The upper figure shows the concept of FEL-HHG, the goal of this project.

Ultrashort and Ultra-intense MIR-FEL pulse is generated from the electron beam provided by an electron accelerator. The MIR-FEL pulse is focused on the gas target and generate attosecond hard X-ray by high harmonic generation (HHG) of the FEL pulse.

The intensity and cut-off energy of HHG X-ray is sensitive to the CEP of the driving laser pulse. To stabilize the CEP of the MIR-FEL pulse, injection of CEP-stable laser is being planned.

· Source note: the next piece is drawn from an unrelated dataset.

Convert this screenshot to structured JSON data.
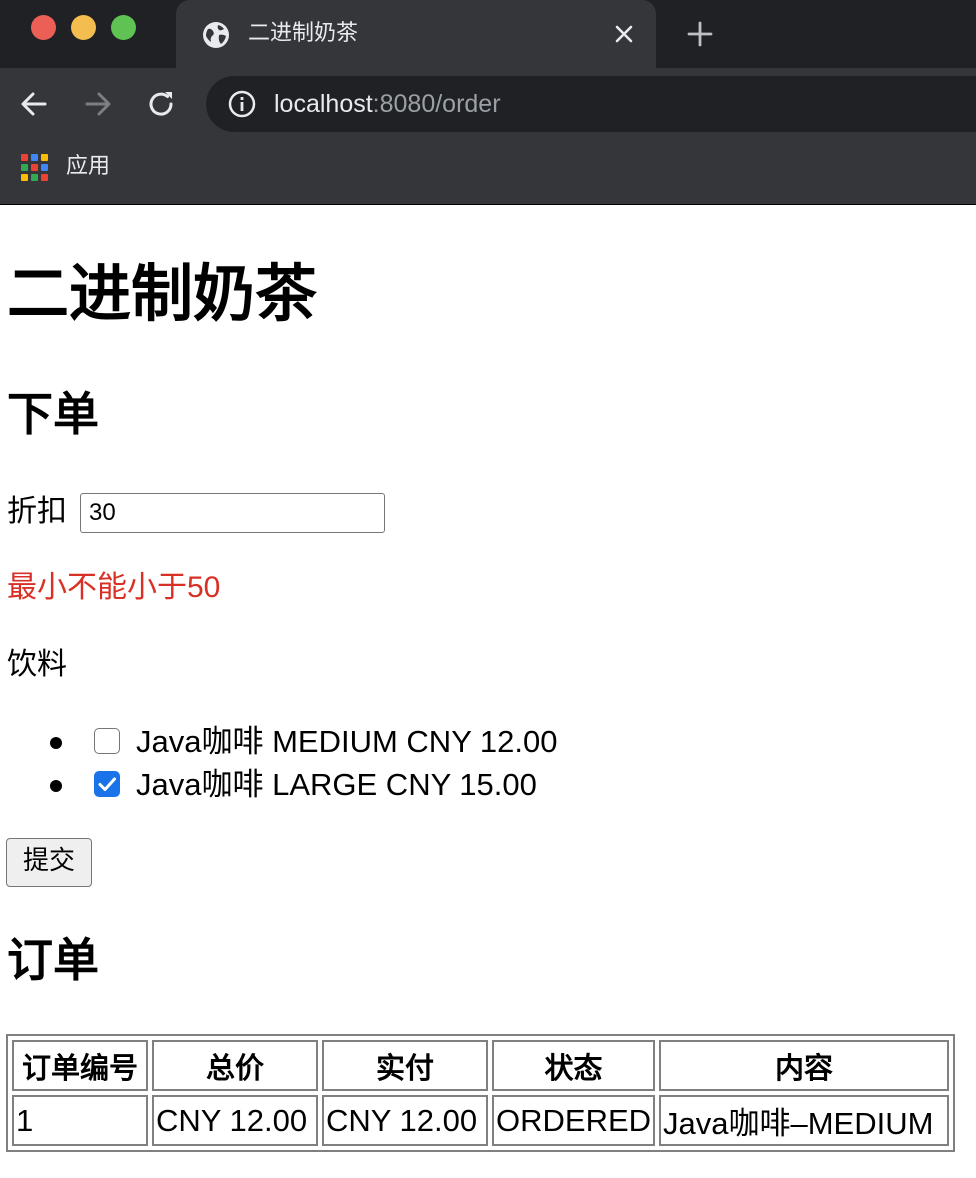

In this development stage, MIR-FELs driven by normal conducting accelerators, which can only provide short macro-pulse duration, are currently being used for performing basic researches. For the real user facility, a superconducting accelerator will be used for driving MIR-FEL. Then attosecond hard X-ray pulses with several tens of MHz repetition rate could be generated. This is one of dream light sources.

Up to now, driving the HHG by MIR-FEL has not been achieved due to insufficient peak intensity of the MIR-FEL.

Therefore, in this project, KU-FEL in Institute of Advanced Energy, Kyoto University and LEBRA-FEL in Institute of Quantum Science, Nihon University are used to develop the methods to increase the peak intensity of MIR-FEL.

In KU-FEL, the electron bunch charge is increased for increasing the conversion efficiency from electron to light and for shortening the pulse duration. And then the intensity of MIR-FEL could be increased.

In LEBRA-FEL, utilization of external pulse stacking cavity and cavity dumping scheme will be studied for increasing the peak intensity of MIR-FEL.

Before starting this project, the maximum conversion efficiency of KU-FEL was 5.5%. After the 1st upgrade of the facility, we have achieved increase of the conversion efficiency of KU-FEL up to 9.4%. This is the world highest conversion efficiency ever realized by a oscillator-type FEL.

Further increase of electron bunch charge is being planned as the 2nd upgrade. The 2nd upgrade will double the conversion efficiency and realize dramatic increase of peak intensity of KU-FEL.